I’m not sure what that sound is, but one thing I can tell you is that Chloé is not here.

She’s not at my side. She’s gone. I call out to her and strain my ears, listening hopefully for that soft, mischievous step of her woolly feet. But I listen in vain.

This is the part of the story where it gets scary - for me, at least, not for you, because you weren’t there, fortunately, you’re just reading this and experiencing my misadventures vicariously. Which isn’t to say that I don’t know how to tell this story in a frightening way but your narrator is too well-disposed towards people in general, and fully appreciates that you already have enough worries of your own without me startling you with incredibly well-expressed anecdotes about bears.

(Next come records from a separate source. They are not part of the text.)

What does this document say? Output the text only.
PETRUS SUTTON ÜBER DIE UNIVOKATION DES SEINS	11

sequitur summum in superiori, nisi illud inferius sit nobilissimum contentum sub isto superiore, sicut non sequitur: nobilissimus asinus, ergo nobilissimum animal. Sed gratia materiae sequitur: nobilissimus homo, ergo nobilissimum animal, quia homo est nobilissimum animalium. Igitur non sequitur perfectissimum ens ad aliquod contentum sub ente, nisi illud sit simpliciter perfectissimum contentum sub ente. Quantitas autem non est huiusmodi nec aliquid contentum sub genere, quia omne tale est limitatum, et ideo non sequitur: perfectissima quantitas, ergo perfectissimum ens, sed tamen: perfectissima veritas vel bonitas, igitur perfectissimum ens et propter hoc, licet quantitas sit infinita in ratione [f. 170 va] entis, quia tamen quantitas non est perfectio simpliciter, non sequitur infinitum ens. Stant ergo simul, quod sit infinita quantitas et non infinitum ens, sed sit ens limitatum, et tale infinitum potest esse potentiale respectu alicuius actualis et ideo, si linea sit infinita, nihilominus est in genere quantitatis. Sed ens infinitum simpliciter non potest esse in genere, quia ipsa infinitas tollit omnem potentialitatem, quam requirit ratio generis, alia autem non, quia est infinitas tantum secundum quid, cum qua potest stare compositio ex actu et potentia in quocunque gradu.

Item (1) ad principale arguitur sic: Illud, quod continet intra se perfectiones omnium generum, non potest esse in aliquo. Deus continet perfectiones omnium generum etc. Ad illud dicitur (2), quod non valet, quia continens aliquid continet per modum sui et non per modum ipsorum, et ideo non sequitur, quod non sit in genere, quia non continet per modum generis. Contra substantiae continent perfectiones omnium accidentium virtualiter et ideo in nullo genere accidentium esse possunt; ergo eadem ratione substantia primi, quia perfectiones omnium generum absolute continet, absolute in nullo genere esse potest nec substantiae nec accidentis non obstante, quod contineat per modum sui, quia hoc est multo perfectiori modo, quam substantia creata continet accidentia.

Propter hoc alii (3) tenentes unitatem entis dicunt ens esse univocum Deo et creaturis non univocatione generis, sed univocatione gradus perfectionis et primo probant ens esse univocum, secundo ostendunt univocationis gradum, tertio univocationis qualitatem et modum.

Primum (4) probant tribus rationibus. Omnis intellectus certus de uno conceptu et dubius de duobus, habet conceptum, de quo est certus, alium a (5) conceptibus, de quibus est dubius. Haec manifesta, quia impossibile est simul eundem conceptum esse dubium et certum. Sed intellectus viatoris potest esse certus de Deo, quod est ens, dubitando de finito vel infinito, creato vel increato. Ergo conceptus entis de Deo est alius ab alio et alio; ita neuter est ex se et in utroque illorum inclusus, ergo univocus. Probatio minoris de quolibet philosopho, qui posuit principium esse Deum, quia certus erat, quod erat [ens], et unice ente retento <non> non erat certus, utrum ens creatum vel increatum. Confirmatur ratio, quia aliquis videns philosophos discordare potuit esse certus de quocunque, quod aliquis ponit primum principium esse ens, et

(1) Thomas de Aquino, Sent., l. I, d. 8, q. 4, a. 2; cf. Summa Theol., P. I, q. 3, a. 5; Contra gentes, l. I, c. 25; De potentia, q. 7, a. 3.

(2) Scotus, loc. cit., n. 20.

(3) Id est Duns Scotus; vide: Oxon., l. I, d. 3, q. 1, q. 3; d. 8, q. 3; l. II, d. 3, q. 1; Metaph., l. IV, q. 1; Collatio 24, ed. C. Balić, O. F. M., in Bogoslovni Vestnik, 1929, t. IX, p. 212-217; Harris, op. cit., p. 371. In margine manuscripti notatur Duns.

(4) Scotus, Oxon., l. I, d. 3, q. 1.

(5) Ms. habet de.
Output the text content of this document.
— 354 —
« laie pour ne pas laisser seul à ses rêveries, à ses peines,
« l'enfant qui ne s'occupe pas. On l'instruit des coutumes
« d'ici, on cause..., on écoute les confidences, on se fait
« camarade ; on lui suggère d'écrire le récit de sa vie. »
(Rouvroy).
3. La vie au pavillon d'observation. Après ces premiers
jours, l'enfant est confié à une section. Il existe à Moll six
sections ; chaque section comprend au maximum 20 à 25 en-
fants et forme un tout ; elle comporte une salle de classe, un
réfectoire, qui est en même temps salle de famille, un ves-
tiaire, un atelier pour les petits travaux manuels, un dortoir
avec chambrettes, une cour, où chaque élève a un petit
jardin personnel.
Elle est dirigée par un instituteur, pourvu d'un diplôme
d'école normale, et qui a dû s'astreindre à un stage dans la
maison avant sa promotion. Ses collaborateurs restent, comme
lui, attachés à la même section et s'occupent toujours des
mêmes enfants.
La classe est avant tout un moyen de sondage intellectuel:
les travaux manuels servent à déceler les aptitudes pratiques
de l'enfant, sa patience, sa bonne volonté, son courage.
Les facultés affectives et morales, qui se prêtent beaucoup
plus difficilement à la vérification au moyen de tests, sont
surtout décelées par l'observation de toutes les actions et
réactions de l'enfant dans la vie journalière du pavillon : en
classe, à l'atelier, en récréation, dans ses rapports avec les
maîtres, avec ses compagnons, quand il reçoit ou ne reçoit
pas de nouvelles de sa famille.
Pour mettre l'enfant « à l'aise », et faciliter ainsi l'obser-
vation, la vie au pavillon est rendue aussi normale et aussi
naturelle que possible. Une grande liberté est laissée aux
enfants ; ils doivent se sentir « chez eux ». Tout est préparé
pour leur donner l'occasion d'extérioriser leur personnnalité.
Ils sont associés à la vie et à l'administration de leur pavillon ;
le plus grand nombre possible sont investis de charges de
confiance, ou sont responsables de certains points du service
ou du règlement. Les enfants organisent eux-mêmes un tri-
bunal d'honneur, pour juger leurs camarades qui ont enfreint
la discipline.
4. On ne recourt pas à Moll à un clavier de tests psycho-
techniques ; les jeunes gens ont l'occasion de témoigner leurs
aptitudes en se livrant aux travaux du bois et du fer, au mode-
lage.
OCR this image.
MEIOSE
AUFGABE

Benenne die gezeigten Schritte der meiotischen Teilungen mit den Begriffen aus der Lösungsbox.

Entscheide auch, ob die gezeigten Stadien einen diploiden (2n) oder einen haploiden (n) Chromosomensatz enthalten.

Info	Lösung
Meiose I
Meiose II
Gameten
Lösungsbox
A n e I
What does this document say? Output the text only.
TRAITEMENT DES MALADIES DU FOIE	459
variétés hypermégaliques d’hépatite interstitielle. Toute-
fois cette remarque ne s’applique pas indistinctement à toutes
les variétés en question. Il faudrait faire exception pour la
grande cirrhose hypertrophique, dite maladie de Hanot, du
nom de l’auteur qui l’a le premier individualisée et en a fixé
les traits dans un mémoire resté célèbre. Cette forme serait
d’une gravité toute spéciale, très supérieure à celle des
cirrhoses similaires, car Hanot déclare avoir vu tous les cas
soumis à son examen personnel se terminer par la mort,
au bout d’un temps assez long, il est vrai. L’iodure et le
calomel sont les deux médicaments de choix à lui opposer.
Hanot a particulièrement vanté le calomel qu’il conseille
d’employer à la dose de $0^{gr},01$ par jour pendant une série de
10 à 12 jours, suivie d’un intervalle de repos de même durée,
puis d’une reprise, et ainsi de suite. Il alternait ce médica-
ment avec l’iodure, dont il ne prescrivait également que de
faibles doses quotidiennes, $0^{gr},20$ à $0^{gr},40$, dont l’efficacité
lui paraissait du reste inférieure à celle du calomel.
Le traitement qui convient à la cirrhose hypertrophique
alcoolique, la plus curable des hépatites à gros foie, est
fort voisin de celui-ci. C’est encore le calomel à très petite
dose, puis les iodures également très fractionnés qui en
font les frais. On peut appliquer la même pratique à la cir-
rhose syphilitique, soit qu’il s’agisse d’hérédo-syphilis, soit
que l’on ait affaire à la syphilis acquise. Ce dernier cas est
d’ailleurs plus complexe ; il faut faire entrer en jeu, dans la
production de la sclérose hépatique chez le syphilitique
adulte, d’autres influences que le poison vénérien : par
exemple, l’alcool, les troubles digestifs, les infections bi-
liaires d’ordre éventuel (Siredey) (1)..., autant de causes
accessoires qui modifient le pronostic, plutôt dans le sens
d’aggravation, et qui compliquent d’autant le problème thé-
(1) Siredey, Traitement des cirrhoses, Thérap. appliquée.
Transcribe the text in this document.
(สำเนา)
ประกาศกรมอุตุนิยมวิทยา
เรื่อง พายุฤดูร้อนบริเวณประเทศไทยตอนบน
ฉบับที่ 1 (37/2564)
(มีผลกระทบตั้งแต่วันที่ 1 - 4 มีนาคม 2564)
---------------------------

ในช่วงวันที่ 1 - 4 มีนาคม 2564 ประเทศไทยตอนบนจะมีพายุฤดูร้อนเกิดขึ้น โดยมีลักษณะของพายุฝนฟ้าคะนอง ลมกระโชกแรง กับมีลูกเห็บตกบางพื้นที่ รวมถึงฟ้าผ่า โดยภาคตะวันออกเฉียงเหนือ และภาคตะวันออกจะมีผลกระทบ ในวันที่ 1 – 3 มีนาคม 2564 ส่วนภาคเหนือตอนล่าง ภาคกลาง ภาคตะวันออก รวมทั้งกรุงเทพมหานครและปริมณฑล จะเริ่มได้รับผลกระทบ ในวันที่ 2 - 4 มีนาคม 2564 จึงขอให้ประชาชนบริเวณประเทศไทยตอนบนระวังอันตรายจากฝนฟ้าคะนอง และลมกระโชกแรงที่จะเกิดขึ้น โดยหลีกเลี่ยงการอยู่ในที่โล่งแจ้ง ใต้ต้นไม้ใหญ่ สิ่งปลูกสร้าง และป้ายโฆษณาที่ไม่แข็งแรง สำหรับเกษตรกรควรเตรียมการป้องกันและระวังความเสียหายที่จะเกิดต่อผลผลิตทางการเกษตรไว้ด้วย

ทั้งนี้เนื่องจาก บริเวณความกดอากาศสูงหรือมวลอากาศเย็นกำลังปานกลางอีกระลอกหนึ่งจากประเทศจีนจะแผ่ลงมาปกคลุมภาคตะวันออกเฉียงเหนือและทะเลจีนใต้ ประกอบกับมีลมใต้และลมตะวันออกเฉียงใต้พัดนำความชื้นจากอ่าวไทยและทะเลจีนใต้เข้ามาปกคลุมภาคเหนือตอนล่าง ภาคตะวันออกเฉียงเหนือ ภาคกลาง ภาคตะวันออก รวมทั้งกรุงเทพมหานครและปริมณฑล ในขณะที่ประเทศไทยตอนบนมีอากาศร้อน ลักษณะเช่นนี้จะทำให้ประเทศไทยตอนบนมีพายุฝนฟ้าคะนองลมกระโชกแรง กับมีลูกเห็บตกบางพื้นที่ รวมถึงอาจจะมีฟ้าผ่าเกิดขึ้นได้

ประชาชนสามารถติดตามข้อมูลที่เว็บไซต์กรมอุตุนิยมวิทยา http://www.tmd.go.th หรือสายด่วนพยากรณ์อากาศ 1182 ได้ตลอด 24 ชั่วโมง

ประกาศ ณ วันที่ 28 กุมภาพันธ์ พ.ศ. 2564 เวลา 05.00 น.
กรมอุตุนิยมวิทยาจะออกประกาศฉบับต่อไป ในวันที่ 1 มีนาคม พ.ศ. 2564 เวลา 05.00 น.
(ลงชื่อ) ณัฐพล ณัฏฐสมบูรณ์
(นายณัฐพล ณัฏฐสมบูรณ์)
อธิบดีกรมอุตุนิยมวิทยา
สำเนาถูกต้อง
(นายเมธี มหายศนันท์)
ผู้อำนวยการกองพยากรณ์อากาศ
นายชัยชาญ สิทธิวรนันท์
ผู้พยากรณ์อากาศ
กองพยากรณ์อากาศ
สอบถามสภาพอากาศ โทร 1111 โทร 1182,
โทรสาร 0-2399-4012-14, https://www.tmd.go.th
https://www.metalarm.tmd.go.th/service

But what can I do? I’m in a remote part of New Hampshire, it’s just turned completely dark, my dog is no longer at my side, and now there is all this talk of bears. Everything is getting very tense. What am I going to do?

Well, I wandered around lost in the dark for two entire hours and fell over some things, then my dog jumped on me out of the darkness and I nearly died of fright (I mentioned she keeps trying to kill me, right?). So I carried her back and locked her inside the tent, where we both stayed awake until dawn. The following day we went home and I gave her a new chew toy, which she sniffed once or twice and then ignored until I eventually gave it away to a friend.

Then I gave her a brushing. She’s a very shaggy dog and at one point she growled at me so I told her to stop. That night we both ate mushroom soup for dinner.